Wer in Saarbrücken weiß es seit 2015 nicht? Die Würzburger Kickers tragen ihre Heimspiele im Stadion am Dallenberg an. Die Anlage wurde im August 1967 eröffnet und heißt mittlerweile seit 2013 Flyeralarm Arena. Die Konzeption des Stadions hat sich seit den Play-Off-Spielen 2015 jedoch leicht verändert und bietet heute für rund 13.000 Zuschauer einen Platz. Die Haupttribüne wurde erweitert, die Gegengerade wurde mit einer Stahlrohrkonstruktion versehen. Auch der Ort des Gästeblock und der Bereich für den harten Kern der Heimkurve hat sich verändert. Abgesehen von der Haupttribüne und einem Teil des Gästeblocks stehen ausschließlich Stehplätze (nicht überdacht) zur Verfügung.



Die heimische Fankurve

Seit dem Aufstieg in die 3.Liga 2015 sind die heimischen Supporter aus dem Block B (Oberrang der Haupttribüne) hinter das Tor umgezogen und stehen nun im Block 1. Angesichts der Pandemie tritt die aktive Szene der Würzburger aktuell jedoch nicht im Stadion auf, ein organisierter Support findet nicht statt.



Der Gästeblock

Die Gäste stehen nicht mehr in der Kurve, sondern mittlerweile hinter der von der Haupttribüne aus gesehenen rechten Hintertortribüne. Im Block 5 stehen den Gäste Stehplätze zur Verfügung, daneben liegt Block 6 mit nicht überdachten Sitzplätzen. Für das Spiel in Würzburg hat der FCS rund 480 Karten bekommen. Der Stehbereich war innerhalb von kurzer Zeit ausverkauft, im Sitzbereich stehen noch einige Karten zur Verfügung.

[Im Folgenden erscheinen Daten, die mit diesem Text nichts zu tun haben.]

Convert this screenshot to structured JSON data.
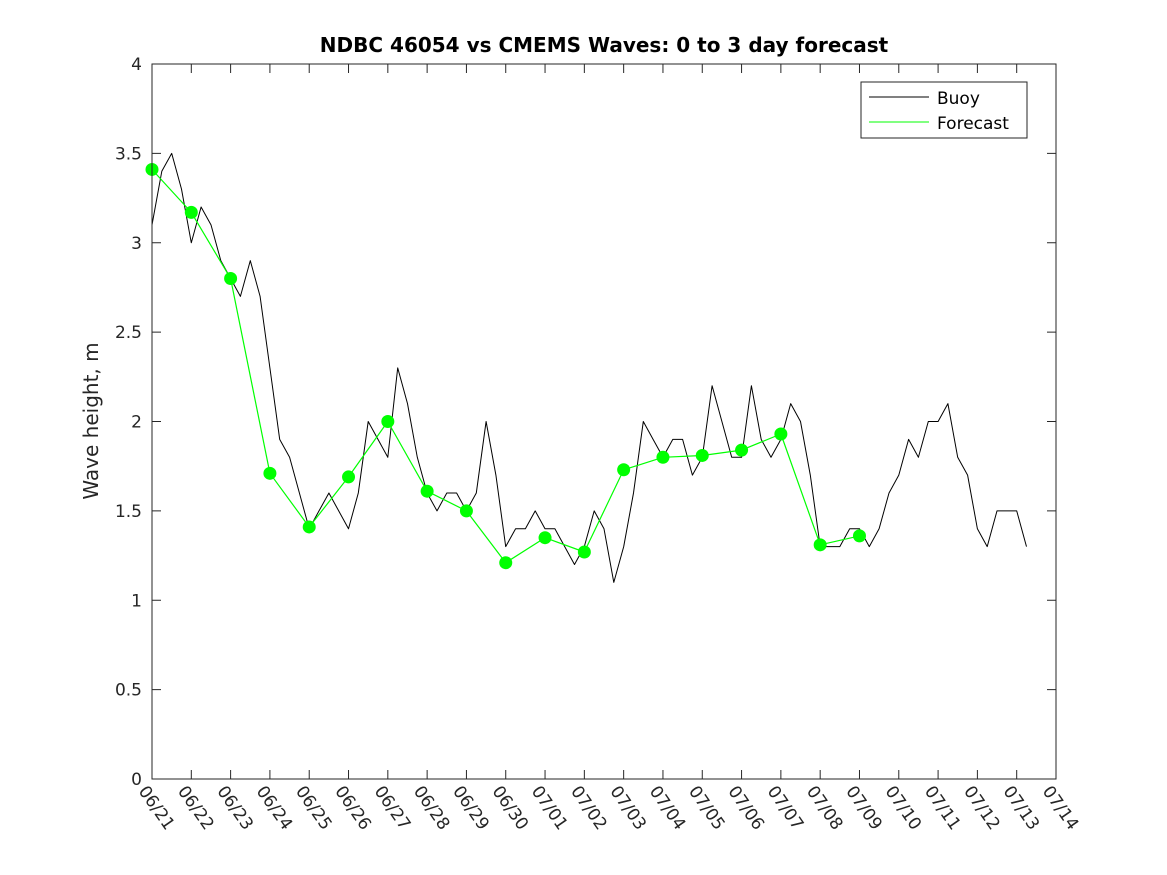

Der Zuschauerrückhalt der Kickers

Abstieg und Pandemie machen den Würzburger schwer zu schaffen und man hat aktuell größte Mühe die Zuschauer ins eigene Stadion zu locken. Das erste Heimspiel gegen den SC Verl verfolgten 2.155 Zuschauer die Begegnung, es hätten einige tausend Besucher mehr ins Stadion gedurft. Im zweiten Heimspiel brachte Osnabrück einige Zuschauer mit, trotzdem waren am Ende wieder nur 2.155 Zuschauer statt der erlaubten 4.500 Zuschauer im Stadion. Auch für Sonntag sind nach dem missglückten Saisonstart kaum mehr als 2.000 Heimfans zu erwarten.